What Makes us most human, Weizenbaum had come to believe, is what is least computable about us–the connections between our mind and our body, the experiences that shape our memory and our thinking, our capacity for emotion and empathy. The great danger we face as we become more intimately involved with our computers–as we come to experience more of our lives through the disembodied symbols flickering across our screens–is that we’ll begin to lose our humanness, to sacrifice the very qualities that separate us from machines. The only way to avoid that fate, Weizenbaum wrote, is to have the self-awareness and the courage to refuse to delegate to computers the most human of our mental activities and intellectual pursuits, particularly “tasks that demand wisdom”. (Carr, 2011, pp. 207–208).

Weizenbaum was the creator the original chatbot Eliza. I didn’t realize that his experience of seeing how ELIZA was used prompted him to critique the goals of Artificial Intelligence community. Maybe it’s not surprising because according to Carr Weizenbaum’s book was trashed by leaders in the computer science community at the time. Perhaps digging up a copy of Weizenbaum’s book might be interesting reading in light of AI’s resurgence now.

The Shallows had lots of citations to current states of affairs, demographics and statistics that gave authority to Carr’s arguments. But these got a little bit repetitive at times, but the drudgery drives the points home I guess. It is striking reading it 13 years later how much the web has changed.

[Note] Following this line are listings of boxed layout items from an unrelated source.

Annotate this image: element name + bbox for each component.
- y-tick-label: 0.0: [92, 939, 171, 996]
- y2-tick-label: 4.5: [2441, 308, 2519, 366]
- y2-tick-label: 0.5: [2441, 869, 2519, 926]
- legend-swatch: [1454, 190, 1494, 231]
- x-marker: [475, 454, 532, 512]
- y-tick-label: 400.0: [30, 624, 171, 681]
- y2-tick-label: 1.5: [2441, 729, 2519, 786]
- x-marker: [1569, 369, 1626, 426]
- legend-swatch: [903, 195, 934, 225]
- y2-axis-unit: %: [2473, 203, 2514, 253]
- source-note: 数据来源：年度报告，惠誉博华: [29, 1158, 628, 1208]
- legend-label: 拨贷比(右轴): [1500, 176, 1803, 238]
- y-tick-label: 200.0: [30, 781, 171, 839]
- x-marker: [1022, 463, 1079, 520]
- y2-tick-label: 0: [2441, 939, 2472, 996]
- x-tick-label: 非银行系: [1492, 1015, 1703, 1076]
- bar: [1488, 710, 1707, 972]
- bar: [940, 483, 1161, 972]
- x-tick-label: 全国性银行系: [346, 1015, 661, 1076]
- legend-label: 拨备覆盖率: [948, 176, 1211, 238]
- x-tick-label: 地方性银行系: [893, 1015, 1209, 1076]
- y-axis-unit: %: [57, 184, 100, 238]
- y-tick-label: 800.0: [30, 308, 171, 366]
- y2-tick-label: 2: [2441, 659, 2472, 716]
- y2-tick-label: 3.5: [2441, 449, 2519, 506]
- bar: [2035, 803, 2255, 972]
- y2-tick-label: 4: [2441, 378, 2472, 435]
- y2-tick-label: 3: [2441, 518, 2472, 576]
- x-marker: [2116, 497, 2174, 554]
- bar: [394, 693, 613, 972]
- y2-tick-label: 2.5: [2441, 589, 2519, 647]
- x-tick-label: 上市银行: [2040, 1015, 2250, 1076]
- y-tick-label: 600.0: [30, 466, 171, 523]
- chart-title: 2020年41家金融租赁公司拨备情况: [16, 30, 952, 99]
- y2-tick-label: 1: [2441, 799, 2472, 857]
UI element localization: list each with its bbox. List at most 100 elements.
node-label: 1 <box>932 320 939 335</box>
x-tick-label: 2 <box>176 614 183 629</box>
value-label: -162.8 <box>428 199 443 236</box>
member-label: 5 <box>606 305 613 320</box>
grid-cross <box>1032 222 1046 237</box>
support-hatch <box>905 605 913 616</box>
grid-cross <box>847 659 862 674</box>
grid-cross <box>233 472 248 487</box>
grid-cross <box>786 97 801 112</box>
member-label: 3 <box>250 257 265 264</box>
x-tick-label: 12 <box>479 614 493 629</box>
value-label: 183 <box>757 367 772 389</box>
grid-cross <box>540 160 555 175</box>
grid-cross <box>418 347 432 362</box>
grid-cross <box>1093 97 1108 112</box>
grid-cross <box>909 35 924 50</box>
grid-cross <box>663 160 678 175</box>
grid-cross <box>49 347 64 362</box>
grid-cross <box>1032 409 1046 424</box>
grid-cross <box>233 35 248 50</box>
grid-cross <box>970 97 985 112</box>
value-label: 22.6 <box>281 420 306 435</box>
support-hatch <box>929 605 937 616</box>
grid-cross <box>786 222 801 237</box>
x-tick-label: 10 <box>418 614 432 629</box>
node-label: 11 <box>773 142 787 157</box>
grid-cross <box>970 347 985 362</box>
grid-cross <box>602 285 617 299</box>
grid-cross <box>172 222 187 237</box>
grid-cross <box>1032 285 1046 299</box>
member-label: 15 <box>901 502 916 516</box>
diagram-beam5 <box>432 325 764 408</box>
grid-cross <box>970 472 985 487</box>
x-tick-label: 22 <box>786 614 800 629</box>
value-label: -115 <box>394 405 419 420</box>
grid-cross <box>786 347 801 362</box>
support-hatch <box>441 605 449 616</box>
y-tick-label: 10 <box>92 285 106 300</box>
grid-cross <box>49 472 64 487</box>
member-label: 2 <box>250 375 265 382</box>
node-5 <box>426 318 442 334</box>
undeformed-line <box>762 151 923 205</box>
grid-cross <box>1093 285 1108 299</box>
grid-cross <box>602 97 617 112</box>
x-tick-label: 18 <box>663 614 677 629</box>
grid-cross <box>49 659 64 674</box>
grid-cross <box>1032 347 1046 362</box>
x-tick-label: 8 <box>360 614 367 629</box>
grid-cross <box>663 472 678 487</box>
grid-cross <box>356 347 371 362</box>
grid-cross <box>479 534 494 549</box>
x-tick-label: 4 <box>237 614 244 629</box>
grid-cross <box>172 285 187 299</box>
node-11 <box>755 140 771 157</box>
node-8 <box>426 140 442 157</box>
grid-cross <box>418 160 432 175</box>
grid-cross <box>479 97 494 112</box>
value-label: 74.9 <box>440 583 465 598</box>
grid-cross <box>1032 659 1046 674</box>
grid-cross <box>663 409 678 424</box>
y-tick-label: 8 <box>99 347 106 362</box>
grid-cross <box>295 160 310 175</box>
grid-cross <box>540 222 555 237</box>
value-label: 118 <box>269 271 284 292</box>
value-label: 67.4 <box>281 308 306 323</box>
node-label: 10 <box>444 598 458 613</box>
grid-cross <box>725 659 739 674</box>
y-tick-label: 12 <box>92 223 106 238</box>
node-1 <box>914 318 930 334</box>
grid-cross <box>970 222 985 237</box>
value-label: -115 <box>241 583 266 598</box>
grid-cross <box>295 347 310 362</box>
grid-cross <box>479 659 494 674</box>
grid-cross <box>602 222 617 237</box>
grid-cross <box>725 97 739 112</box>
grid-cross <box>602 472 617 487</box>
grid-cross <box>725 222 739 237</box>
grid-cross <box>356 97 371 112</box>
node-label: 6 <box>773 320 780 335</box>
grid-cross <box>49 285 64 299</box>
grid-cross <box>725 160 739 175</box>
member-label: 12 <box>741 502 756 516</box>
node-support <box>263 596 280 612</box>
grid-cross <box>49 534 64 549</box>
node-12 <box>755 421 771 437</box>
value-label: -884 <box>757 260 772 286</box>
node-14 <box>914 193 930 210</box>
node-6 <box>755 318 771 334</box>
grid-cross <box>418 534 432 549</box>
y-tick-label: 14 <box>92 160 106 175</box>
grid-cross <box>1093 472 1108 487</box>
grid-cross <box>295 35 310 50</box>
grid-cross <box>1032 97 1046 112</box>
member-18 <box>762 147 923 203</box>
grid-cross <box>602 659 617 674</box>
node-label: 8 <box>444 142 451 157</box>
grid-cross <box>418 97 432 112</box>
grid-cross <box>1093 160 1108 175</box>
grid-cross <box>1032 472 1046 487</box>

In discussing the technologies of literacy and the book I felt a little bit like Carr’s would have benefited at looking at the book and literacy as instruments of power, that mobilized colonialism and capitalist extraction. I found myself thinking a lot about Bernard Stiegler while reading The Shallows, especially for the idea that writing and computational devices are memory prostheses, and that they are a pharmakon (contain both a remedy and a poison). A quick Kagi search and I can see Stiegler had a sequence of lectures about Carr. So I guess they knew of each other?

Overall I enjoyed The Shallows, even though I’m still working as a web developer. Nowadays I’m explicitly interested in the web’s role in memory practices, and what can be done from an architecture and design perspective to work against the grain of the web’s most pernicious features. There are some good threads to tug on in The Shallows.

References

Bolter, J. D., & Grusin, R. (1996). Remediation. Configurations, 4(3), 311–358.
Carr, N. (2011). The shallows: what the Internet is doing to our brains. New York: W.W. Norton.